Eating Disorder Treatment
Treatment should be the place where, while restoring the body to a nourished state, clients with eating disorders should be unlearning anti-fat bias. Often, this is not the case. In their article “Dismantling weight stigma in eating disorder treatment: Next steps for the field” authors McEntee, Philip and Phelan (2023) note that treatment often unintentionally reinforces fat-phobia attitudes. Efforts to reframe language within CBT, such as using phrases such as “you are not fat, you have fat” fail to challenge the underlying assumption that fat is bad and minimizes the life experiences of those in larger bodies.
While working as a psychiatric tech in the mid-2000s, I often heard horrible things said about clients in larger bodies during team meetings.

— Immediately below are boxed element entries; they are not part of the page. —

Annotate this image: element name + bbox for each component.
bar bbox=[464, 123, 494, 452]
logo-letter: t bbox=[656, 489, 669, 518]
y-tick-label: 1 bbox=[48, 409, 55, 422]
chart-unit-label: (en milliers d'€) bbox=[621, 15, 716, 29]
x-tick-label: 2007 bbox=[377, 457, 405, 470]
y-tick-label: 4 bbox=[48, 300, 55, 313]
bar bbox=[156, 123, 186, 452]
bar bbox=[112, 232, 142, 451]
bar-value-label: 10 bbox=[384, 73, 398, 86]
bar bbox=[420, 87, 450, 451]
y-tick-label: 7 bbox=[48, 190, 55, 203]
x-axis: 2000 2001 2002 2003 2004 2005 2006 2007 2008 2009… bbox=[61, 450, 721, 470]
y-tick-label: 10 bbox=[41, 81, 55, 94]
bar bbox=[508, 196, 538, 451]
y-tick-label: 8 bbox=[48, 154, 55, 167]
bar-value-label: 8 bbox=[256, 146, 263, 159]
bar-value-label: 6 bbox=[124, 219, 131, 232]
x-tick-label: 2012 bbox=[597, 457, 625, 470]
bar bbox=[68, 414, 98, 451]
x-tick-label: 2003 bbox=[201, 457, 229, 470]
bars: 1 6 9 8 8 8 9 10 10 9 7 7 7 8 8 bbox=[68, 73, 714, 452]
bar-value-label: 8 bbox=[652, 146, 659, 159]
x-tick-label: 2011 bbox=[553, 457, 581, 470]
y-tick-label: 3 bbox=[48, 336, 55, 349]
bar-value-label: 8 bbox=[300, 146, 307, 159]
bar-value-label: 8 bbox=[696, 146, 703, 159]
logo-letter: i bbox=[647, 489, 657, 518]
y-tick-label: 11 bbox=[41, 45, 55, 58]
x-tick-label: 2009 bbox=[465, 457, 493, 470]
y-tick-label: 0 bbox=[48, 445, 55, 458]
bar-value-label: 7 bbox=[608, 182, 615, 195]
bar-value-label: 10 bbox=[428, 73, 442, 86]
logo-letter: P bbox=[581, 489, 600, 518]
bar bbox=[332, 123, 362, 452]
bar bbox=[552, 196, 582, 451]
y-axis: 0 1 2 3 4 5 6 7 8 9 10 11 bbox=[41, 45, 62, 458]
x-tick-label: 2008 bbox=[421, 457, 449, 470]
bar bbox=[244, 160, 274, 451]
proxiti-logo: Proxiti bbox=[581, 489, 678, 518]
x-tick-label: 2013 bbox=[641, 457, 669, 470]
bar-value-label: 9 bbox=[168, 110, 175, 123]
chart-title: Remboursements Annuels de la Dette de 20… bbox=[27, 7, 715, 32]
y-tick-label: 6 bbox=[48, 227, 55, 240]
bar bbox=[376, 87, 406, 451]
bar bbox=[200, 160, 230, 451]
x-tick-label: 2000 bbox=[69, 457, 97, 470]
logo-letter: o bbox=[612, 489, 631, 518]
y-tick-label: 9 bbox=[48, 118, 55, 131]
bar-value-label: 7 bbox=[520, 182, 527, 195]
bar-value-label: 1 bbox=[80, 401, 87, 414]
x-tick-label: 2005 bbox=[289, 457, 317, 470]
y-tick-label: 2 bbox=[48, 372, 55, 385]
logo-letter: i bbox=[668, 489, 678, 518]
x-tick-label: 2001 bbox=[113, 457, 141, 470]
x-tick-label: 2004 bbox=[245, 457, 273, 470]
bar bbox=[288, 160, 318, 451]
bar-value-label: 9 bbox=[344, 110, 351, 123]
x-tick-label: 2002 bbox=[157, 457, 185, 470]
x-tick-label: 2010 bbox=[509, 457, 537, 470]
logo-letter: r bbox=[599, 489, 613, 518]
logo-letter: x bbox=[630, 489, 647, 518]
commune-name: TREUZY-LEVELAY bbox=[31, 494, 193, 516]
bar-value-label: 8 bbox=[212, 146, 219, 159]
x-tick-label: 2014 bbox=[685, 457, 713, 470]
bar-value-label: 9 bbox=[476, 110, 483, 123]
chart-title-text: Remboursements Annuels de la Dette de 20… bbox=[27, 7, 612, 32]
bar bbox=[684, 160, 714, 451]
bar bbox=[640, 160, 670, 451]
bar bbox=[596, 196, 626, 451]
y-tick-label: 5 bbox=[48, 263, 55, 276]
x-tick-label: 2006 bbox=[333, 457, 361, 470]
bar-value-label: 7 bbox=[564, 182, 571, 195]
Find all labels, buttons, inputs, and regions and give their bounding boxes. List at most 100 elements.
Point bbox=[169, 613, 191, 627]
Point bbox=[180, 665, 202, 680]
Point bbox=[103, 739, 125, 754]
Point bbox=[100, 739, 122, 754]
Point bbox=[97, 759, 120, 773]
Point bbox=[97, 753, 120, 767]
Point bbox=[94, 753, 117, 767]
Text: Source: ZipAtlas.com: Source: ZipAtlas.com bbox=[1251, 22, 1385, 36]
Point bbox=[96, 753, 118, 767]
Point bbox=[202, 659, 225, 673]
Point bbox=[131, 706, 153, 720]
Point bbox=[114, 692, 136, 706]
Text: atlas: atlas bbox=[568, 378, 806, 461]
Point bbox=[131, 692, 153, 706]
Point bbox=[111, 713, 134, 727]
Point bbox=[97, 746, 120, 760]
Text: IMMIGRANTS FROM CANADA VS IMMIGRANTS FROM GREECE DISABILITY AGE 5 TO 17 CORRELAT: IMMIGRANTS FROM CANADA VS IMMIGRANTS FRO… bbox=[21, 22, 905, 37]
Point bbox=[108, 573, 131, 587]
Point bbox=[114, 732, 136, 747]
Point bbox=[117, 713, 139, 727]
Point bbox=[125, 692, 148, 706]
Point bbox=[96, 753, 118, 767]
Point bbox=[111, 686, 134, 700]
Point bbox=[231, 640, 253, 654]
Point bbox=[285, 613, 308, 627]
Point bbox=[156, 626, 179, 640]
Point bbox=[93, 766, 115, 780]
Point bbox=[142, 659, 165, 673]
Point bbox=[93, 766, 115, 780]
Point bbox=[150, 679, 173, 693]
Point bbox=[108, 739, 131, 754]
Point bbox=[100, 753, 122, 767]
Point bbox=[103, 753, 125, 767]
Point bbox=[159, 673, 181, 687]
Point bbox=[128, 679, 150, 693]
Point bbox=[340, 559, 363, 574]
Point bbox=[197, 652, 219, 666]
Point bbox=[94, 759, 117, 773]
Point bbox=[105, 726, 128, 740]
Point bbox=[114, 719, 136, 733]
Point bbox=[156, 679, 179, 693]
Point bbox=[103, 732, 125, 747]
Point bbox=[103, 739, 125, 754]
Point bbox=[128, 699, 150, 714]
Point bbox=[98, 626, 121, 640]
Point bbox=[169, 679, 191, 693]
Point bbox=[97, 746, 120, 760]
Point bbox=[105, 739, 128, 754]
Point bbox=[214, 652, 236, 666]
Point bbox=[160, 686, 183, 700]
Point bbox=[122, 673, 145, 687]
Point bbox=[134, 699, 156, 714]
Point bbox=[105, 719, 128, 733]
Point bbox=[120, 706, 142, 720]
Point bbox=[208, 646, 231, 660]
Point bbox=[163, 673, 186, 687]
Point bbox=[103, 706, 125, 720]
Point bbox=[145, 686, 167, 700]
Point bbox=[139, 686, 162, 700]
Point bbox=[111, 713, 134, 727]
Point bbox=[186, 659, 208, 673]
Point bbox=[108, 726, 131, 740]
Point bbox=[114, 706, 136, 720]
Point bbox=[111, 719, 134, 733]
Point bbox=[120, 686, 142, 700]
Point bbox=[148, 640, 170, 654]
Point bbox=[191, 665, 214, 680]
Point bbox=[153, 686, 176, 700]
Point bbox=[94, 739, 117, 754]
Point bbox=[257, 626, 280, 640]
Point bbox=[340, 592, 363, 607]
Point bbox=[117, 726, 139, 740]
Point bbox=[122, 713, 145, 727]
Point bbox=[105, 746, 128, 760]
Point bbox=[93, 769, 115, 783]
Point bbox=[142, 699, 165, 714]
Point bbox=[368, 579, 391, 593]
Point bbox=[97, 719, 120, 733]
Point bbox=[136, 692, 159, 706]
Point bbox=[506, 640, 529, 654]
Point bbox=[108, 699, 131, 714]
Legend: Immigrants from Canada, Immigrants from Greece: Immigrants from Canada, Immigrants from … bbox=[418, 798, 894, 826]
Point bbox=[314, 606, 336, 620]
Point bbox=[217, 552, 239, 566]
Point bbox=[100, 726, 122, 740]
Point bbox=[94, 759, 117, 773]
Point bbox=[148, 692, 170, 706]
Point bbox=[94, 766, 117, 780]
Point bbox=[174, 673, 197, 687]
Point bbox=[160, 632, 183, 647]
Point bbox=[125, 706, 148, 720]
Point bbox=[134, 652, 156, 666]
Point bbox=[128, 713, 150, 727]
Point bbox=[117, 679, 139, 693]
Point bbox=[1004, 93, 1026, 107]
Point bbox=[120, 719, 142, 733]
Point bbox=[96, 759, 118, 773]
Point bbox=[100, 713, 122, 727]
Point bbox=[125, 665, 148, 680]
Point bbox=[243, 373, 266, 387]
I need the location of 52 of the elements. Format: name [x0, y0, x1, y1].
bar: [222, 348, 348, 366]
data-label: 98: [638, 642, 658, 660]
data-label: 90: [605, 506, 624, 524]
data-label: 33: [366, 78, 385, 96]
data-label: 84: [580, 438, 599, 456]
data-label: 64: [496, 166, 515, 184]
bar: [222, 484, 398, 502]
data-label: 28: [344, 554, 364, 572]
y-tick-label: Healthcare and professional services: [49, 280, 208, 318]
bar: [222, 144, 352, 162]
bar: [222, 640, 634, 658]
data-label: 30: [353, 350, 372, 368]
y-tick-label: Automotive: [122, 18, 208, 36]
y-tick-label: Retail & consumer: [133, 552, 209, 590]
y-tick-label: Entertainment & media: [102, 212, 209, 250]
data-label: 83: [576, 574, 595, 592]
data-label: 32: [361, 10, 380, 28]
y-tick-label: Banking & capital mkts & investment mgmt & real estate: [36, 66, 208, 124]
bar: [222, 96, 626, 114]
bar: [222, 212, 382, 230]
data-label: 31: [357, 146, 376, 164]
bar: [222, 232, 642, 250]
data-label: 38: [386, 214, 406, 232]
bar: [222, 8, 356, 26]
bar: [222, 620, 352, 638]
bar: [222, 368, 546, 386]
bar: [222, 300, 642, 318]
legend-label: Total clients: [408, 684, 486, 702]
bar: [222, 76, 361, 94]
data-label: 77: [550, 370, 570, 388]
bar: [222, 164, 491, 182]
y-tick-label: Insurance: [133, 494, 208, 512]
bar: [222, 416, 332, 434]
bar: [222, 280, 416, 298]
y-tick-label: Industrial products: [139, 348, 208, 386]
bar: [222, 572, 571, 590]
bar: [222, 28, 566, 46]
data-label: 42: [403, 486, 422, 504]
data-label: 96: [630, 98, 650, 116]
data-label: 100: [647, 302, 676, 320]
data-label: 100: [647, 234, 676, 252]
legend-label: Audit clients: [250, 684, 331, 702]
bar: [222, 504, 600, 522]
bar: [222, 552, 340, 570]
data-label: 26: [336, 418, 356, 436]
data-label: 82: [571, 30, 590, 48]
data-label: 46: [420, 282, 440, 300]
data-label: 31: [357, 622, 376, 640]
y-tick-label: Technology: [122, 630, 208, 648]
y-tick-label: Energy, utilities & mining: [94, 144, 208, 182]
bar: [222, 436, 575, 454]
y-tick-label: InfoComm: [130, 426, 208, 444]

When a client previously diagnosed with anorexia nervosa was returning to us for treatment years later, this time in a larger body with the diagnosis of binge eating disorder, the dietitian remarked “She let herself swing too far the other way, you cannot let that happen.” When another client presented in treatment for restriction, other providers dismissed the seriousness of her symptoms. “If she was really engaging in restriction, she would be smaller”.
Anti-fat bias is even experienced by folks who are underweight in treatment. Dave Dunn discusses this in his book Love, Crowd Out, Forgive, Accept. “The majority of professionals we worked with, including eating disorder specialists, set my daughter’s target weight range too low. As long as her BMI was over 19, most professionals seemed to conclude that weight was not an issue, even though she was not getting her period, had a low pulse, and was struggling with strong ED thoughts. She once spent four weeks in a residential treatment program and it took me two weeks (half the time she was there!) to get the treatment team to look closely at her growth chart, from which it was obvious that she was below her ideal weight”.
Future Direction
As long as weight remains an indicator of health in the United States, we are going to continue to see eating disorders rise. There is no one set cause of eating disorders and there are numerous biological, psychological, social, and familial factors that may predispose someone to an eating disorder. However, weight stigma in the healthcare system is a modifiable risk factor (Brochu, 2018), something we have control over, that can reduce the risk of eating disorders and poor health outcomes more generally.